Kahvaltıda alınan protein, sizi tok tutarken aynı zamanda bir süre sonra metabolizmanın hızlanmasını da sağlar. Bu sayede yağlar daha hızlı yakılabilir.

Adım 2: Yağ Düşman Değildir!

Çoğu diyet listelerinde katı bir şekilde yasaklanan yağ, sporcuların ve zayıflamak isteyenlerin uzun yıllardır en büyük kabusu haline gelmiş durumdadır.

Ancak yağlar, vücut için en önemli makro besinlerden bir tanesidir. Durum böyle olunca en iyi yağı seçmek oldukça önemlidir.

Yağ seçerken yapmanız gerekenler: yağı ne için kullanacağınızı belirlemek (pişirmek yada çiğ tüketmek), tüketeceğiniz yağın tipini seçmek ve hangi hammaddeden üretilen yağın tüketileceğini belirlemektir.

Ayrıca pişirmek için doymuş yağ oranı yüksek, çiğ tüketmek için ise doymamış yağ oranı yüksek olan yağları tercih etmeniz gerekir.

Özellikle çok fazla işlenmesi ve trans yağ içermesi sebebiyle tohum yağlarını, pişirme ve çiğ tüketme için sadece diyet döneminde değil hayatınızın hiçbir alanında kullanmamanız en sağlıklı tercih olacaktır.

Tüketilmemesi gereken tohum yağları: ayçiçek yağı, mısır yağı, pamuk yağı, kanola yağı ve soya yağıdır. Ayrıca bu yağlar kanser ile ilişkilendirmeye çalışılan linolenik asitleri yoğun miktarda içerir. Sonuç olarak en sağlıklı yağ tanımı amaç ve kullanım tarzına değişmek ile beraber her zaman doğal ve minimum düzeyde işlenmiş yağ tiplerini içerir.

Adım 3: Sağlıklı Karbonhidrat Tüket!

Karbonhidratı tam anlamıyla bir anda tüketmeyi kesmek, kan şekerinde dengesizliklere yol açabilir. Karbonhidratlar, beynin enerji için kullanmayı tercih ettiği ilk seçenektir. Ayrıca vücudun belirli bir oranda karbonhidrata da ihtiyacı vardır.

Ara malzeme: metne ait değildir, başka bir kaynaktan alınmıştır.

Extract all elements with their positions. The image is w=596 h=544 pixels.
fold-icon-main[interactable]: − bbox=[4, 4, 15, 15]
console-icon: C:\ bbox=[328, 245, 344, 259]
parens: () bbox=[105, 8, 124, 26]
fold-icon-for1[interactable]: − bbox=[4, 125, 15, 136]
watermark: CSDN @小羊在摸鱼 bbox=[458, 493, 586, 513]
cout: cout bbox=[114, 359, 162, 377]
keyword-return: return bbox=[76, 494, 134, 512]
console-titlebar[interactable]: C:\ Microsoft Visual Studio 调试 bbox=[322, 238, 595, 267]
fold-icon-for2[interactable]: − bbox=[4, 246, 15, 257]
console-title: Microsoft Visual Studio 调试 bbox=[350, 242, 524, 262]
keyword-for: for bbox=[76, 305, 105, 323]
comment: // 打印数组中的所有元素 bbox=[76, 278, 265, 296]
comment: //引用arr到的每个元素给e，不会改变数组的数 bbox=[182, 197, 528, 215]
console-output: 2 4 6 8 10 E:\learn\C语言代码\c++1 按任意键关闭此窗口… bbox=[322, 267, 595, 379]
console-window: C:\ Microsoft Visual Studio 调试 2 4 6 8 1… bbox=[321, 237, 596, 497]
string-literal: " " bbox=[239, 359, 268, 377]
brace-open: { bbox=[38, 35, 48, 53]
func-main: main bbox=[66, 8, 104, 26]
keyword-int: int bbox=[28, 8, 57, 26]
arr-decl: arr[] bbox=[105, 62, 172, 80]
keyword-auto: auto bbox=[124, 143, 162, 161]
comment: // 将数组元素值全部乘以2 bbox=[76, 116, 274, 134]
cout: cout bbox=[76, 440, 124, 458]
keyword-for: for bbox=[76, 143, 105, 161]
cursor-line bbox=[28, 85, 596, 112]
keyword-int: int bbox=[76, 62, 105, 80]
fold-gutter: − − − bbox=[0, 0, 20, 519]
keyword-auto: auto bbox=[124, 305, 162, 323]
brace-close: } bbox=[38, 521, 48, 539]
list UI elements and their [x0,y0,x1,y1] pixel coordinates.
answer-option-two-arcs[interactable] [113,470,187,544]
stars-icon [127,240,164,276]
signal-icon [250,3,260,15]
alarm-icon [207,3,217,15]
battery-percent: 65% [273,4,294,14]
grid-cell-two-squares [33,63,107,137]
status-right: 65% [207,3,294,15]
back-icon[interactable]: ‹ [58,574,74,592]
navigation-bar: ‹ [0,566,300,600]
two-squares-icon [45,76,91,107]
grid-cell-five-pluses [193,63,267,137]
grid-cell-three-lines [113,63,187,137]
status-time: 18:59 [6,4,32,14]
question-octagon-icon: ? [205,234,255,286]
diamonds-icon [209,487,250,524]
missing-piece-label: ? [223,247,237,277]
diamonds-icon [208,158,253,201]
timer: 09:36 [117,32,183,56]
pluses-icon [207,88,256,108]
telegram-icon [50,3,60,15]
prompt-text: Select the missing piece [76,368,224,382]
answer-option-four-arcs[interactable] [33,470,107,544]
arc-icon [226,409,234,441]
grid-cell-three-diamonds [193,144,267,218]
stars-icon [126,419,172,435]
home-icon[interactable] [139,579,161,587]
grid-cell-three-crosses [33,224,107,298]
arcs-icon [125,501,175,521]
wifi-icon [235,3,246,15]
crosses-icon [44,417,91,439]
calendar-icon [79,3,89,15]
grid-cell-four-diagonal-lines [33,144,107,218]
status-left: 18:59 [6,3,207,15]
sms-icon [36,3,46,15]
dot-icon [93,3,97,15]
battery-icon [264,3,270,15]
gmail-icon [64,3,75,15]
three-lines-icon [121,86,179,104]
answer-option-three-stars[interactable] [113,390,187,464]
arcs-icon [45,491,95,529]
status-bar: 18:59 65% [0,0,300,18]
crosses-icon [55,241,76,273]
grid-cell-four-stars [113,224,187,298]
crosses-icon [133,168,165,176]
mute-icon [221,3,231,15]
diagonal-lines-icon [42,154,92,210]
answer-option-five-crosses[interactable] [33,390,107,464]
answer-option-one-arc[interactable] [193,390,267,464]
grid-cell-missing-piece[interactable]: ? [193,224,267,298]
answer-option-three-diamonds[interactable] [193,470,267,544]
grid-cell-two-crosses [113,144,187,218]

Bu sebeple karbonhidratların sağlıklı olanları, öğünlerde az miktarda da olsa tüketilmesi gerekir.

Lifler, bir karbonhidrat çeşididir. Fakat karbonhidratlardan farklı olarak sindirilememesi, dolayısıyla enerji olarak kullanılamaması yönüyle ayrılır. Bu özellik liflerin bağırsakları doldurmasına ve bağırsak hareketlerini düzenlemesine yardım eder.

Bağırsak ve mide sağlığı için  kritik öneme sahip olan lif içeren yiyecekler, uzun süre tok tutma etkisi olduğundan aç kalmadan kilo vermenizi sağlayacak en önemli maddeler arasındadır.

Lifler, birçok toksin ve kolesterol gibi istenmeyen besin öğesini emerek sindirilmesini engeller ve daha sağlıklı bağırsaklara kavuşulmasına yardım eder. Tokluk hissi oluşturur, daha az acıkmayı sağlar ayrıca bağırsaklarınızdaki faydalı bakterileri besler.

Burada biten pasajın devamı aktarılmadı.